Les élèves de primaire devraient apprendre une deuxième langue nationale et l'anglais. Une majorité des cantons, réunis en assemblée plénière à Bâle, ont confirmé leur attachement à la stratégie sur les langues adoptée en 2004.

Par 22 voix contre 2, une abstention et une absence, les cantons l'ont approuvée, a précisé Christoph Eymann (BS), président de la Conférence des directeurs cantonaux de l'instruction publique (CDIP). "Il n'y a aucune raison d'abandonner cette pratique ou d'envisager des changements", a-t-il ajouté.

La CDIP entend continuer à œuvrer pour une solution intercantonale allant dans ce sens afin d'éviter une intervention de la Confédération. Berne soutiendra les cantons dans la mise en œuvre de ce modèle, a promis le conseiller fédéral Alain Berset, présent à Bâle.

Echanges d'enseignants

Et le ministre de l'intérieur d'avertir: si l'enseignement d'une langue nationale en primaire était sacrifié, la Confédération interviendra.
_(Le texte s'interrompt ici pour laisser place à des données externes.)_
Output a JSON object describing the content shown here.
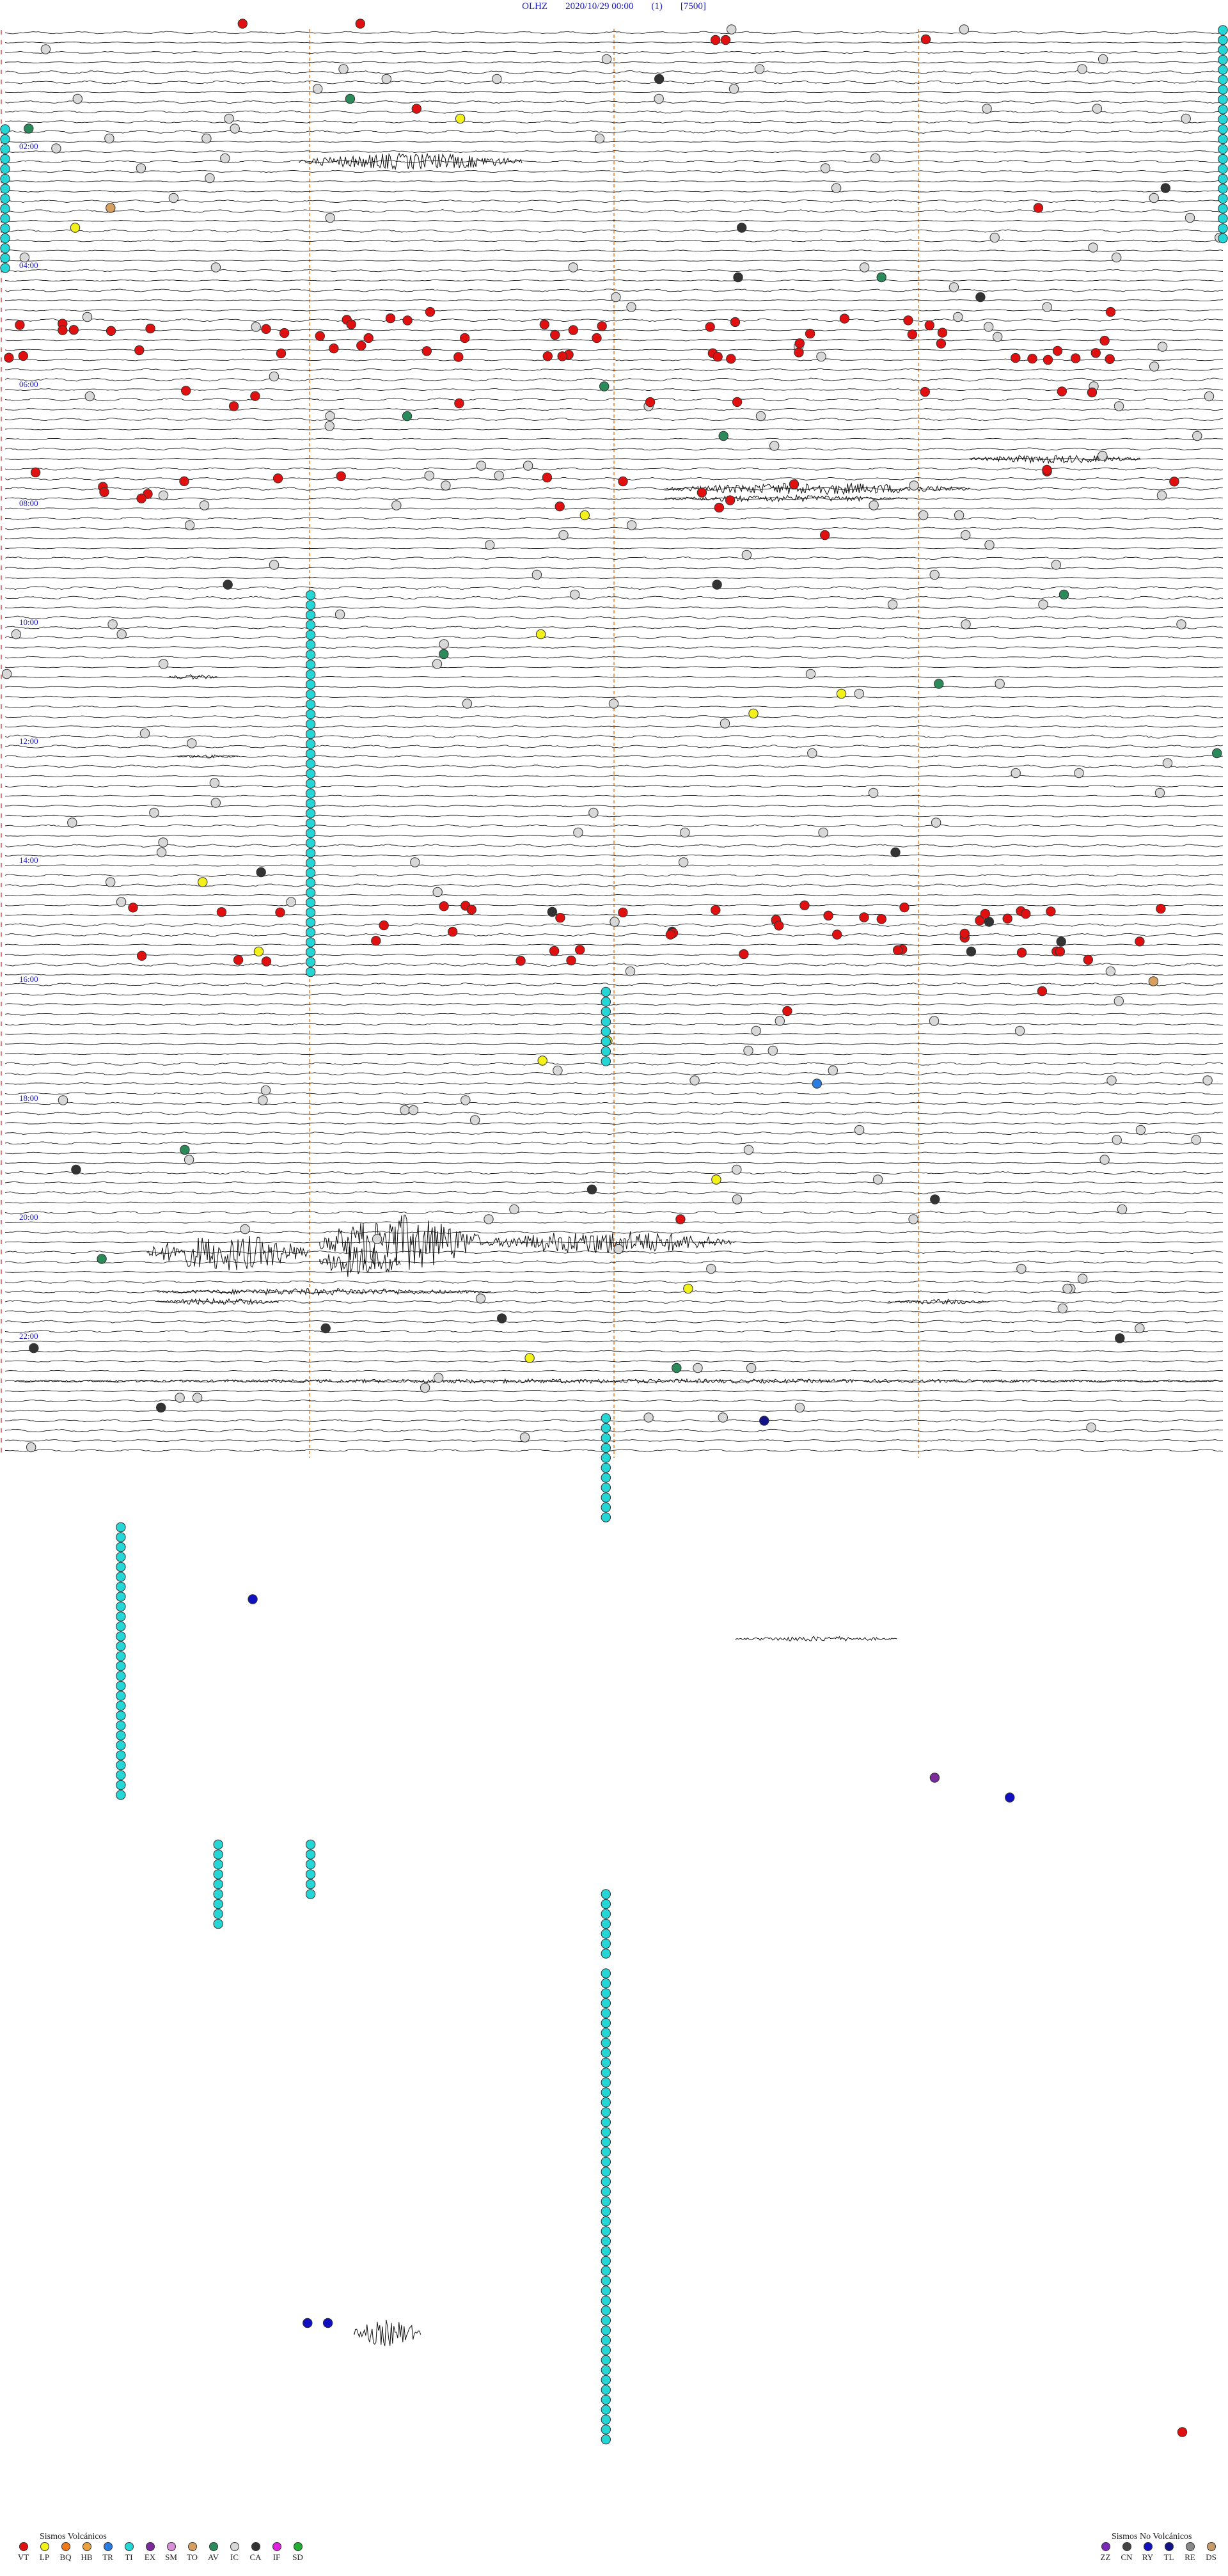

En cas de demande de la part des cantons, le Conseil fédéral pourrait par exemple rédiger "une déclaration de force obligatoire générale du concordat Harmos sous forme d'un arrêté fédéral".

La CDIP invite donc les gouvernements et Parlements cantonaux à contribuer à une solution coordonnée dans le domaine de l'enseignement des langues, "conformément à leur mandat constitutionnel".

Pour les aider, la CDIP souhaite lancer, avec la Confédération, un programme national d'échanges destiné aux enseignants. Ce type de pratiques devraient être encouragés non seulement pour les profs, mais aussi pour les élèves, abondent les deux faîtières des associations d'enseignants romand (SER) et alémanique (LCH).

Abandon du français

La polémique sur les langues a pris de l'ampleur depuis que les gouvernements thurgovien et nidwaldien se sont prononcés en faveur de la suppression de l'enseignement du français à l'école primaire.

Même si le Conseil d'Etat nidwaldien a entre-temps été désapprouvé par son Parlement - qui souhaite que deux langues soient enseignées à l'école primaire - la controverse n'est pas près de diminuer, puisque d'autres cantons comme les Grisons, Schaffhouse ou Lucerne pourraient leur emboîter le pas.